Before he can take on Rosen, who faces token Democratic primary opposition from two challengers, Brown must hold off a crowded field of primary opponents who have taken him to task for skipping debates and cast him as the hand-picked establishment candidate. The criticisms echo campaign themes offered up by Brown two years ago when he was seen as the insurgent candidate against former Nevada Attorney General Adam Laxalt. Laxalt won the GOP primary but lost to Democratic Sen. Catherine Cortez Masto.
This year’s field of a dozen GOP candidates includes Trump’s former ambassador to Iceland, dermatologist Jeff Gunter, who has portrayed himself as “110% pro-Trump” and has hammered away at Brown as the establishment pick.
Also in the race is Jim Marchant, who ran for secretary of state in 2022 on a platform of election denialism spurred by Trump’s false claims that the 2020 presidential race was stolen. Marchant raised his national profile in 2022 as the organizer of a coalition of 17 GOP candidates who falsely challenged the election result. All of Nevada’s elected officials since 2006, he has said, have been “installed by the deep state cabal.”

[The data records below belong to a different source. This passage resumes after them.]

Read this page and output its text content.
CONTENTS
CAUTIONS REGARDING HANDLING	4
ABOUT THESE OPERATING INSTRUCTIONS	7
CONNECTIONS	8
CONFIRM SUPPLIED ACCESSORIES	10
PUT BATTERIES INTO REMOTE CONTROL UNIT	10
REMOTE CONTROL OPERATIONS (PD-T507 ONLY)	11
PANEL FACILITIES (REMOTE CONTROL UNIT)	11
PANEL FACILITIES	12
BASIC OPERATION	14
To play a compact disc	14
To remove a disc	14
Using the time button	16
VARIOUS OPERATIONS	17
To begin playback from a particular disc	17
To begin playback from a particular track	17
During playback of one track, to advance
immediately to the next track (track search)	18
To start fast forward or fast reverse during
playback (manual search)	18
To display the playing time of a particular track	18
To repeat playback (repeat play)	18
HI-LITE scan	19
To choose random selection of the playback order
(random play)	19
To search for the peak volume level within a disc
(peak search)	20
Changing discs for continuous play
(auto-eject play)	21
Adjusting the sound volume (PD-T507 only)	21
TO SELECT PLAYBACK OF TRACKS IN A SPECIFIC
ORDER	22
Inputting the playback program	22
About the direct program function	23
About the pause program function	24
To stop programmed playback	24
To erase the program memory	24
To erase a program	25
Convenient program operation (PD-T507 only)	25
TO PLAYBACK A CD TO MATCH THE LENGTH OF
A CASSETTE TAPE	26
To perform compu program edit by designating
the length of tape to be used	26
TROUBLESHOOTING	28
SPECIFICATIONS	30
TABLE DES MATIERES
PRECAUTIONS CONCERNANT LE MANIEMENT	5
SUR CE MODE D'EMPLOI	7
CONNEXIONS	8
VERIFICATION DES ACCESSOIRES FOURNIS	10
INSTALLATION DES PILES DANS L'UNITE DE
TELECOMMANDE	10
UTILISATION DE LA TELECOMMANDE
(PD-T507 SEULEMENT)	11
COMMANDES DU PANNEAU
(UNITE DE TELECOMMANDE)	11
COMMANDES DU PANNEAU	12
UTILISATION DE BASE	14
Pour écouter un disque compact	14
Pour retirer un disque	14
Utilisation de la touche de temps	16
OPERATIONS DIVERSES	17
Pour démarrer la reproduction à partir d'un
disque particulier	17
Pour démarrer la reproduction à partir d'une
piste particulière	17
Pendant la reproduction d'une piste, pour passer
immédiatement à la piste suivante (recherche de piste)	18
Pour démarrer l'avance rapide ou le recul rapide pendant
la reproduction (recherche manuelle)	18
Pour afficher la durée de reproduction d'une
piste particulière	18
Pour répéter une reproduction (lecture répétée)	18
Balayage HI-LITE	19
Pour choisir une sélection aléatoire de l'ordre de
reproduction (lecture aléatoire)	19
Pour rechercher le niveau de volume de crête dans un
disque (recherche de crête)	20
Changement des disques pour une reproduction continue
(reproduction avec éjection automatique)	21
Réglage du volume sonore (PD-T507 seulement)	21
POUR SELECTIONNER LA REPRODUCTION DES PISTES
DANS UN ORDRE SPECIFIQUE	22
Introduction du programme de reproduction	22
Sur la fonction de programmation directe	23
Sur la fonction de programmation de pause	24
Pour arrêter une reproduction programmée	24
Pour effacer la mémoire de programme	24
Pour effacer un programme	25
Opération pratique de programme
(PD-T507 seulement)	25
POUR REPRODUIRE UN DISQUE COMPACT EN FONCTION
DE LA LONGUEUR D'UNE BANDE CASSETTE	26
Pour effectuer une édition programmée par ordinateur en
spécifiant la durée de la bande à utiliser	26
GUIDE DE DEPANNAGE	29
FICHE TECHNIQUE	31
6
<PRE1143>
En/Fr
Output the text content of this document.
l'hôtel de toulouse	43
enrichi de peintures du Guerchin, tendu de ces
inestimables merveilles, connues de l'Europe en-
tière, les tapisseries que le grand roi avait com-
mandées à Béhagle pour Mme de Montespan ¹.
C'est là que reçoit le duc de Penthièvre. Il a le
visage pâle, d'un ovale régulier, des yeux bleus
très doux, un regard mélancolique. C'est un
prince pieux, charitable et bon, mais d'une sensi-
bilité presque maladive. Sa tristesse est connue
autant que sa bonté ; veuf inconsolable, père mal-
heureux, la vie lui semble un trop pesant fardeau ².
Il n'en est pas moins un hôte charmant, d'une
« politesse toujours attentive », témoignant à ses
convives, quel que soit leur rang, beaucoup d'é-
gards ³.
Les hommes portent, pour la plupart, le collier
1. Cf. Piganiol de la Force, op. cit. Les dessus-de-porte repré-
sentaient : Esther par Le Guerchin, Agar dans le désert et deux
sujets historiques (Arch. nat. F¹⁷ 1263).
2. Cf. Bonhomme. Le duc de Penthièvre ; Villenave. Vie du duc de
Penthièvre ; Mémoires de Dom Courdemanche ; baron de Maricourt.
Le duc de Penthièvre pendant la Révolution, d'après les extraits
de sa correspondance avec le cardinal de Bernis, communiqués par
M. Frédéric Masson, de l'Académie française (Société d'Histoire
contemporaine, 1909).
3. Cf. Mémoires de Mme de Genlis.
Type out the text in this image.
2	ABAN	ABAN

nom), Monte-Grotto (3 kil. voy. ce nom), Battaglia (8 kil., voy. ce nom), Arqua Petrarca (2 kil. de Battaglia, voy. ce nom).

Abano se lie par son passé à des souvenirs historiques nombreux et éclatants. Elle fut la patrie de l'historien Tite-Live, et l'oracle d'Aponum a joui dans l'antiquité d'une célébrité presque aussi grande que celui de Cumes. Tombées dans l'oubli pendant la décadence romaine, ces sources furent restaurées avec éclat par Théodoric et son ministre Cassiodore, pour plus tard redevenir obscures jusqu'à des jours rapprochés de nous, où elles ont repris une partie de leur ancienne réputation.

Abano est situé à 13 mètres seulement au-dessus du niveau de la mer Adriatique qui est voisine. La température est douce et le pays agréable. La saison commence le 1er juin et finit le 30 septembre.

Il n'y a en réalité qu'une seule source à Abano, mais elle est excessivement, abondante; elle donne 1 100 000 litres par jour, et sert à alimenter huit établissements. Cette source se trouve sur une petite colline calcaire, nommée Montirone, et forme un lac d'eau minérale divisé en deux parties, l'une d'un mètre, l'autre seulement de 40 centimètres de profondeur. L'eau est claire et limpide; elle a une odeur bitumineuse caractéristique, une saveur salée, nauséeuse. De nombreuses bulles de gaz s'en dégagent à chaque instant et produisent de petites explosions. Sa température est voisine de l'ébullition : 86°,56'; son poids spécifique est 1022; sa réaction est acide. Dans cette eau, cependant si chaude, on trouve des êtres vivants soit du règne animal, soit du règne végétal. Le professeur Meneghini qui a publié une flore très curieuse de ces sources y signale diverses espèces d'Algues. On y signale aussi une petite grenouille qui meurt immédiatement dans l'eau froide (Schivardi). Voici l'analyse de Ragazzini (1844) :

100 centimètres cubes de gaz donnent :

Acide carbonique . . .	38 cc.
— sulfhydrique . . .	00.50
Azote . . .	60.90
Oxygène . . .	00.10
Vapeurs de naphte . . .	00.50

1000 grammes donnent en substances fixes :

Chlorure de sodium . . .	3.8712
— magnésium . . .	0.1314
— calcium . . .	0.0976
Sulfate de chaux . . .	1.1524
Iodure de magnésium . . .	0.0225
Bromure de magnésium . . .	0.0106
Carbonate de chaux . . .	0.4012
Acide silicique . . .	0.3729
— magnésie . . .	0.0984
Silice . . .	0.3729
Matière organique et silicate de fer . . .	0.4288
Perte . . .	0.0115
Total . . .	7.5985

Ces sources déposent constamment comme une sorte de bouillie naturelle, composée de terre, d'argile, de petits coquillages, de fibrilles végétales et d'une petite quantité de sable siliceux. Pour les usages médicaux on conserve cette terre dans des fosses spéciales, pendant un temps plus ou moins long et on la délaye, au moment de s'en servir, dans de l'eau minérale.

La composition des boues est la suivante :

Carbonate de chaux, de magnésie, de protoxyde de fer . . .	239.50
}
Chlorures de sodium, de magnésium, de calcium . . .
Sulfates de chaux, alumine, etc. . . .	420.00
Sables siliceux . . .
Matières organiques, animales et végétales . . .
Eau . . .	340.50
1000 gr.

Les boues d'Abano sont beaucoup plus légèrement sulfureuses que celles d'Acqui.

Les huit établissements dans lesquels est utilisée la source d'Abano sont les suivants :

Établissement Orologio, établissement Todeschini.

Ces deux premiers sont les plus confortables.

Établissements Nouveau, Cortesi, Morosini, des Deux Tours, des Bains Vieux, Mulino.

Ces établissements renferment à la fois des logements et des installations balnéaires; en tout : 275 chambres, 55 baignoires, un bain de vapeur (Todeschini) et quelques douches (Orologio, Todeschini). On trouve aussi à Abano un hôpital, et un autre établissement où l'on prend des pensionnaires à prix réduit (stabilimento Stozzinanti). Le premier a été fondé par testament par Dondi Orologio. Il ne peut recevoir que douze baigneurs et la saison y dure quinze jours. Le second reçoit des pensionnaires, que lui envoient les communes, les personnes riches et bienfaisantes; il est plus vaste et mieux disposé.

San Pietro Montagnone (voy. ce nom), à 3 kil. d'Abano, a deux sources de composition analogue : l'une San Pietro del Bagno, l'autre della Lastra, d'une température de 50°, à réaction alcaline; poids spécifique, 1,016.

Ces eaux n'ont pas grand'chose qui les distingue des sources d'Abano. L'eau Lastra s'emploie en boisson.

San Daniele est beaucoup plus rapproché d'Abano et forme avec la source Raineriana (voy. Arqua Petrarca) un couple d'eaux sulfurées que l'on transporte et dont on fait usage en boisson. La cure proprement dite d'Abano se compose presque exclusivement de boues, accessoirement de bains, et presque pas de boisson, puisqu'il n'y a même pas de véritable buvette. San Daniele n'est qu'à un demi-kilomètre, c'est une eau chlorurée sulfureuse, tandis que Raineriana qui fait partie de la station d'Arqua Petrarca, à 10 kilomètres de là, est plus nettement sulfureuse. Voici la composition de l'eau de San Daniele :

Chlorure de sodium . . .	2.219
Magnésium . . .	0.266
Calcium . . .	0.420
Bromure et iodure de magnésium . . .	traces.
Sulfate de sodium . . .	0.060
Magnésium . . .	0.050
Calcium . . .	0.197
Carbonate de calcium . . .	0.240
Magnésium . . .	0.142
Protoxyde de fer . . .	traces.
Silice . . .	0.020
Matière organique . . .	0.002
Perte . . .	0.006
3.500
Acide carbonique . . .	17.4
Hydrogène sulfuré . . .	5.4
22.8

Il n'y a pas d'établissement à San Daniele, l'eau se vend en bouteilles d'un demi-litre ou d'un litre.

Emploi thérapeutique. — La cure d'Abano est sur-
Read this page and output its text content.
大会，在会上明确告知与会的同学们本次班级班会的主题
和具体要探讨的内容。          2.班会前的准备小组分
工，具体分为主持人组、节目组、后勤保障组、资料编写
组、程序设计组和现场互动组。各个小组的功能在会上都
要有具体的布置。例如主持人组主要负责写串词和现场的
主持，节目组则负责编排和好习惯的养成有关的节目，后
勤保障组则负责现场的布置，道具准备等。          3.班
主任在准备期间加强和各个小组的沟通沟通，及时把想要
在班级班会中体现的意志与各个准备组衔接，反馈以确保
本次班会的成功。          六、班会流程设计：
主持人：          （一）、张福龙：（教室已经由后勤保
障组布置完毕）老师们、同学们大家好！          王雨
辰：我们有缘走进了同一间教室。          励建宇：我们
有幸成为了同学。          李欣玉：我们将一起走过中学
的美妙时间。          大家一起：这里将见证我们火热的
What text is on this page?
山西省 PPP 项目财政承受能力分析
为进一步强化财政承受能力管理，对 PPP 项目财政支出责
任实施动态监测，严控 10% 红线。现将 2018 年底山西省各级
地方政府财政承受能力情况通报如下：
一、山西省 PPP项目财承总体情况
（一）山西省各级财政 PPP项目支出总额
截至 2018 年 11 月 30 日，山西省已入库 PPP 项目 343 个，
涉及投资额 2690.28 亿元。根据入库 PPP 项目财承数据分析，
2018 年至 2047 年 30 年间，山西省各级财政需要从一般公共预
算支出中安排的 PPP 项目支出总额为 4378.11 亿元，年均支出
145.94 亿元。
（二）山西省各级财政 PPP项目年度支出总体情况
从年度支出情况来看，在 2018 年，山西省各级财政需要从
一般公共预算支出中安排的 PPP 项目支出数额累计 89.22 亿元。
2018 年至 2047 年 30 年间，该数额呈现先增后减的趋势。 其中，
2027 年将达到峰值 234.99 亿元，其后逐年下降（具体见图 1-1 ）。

Brown, who was nearly killed by a roadside bomb in Afghanistan that scarred his face, made military service central to his message this campaign cycle, just as he did during his unsuccessful 2022 Senate campaign.
At campaign stops, he has often recounted the explosion and the dozens of surgeries that followed, touting the leadership skills he learned in the Army and the Christian faith that sustained him through his recovery.
Trump’s endorsement on Sunday further boosted a candidate who already enjoyed a substantial fundraising lead over his opponents. Trump repeatedly said he liked many of the candidates in the race and had teased the endorsement for weeks before he officially announced his support for Brown.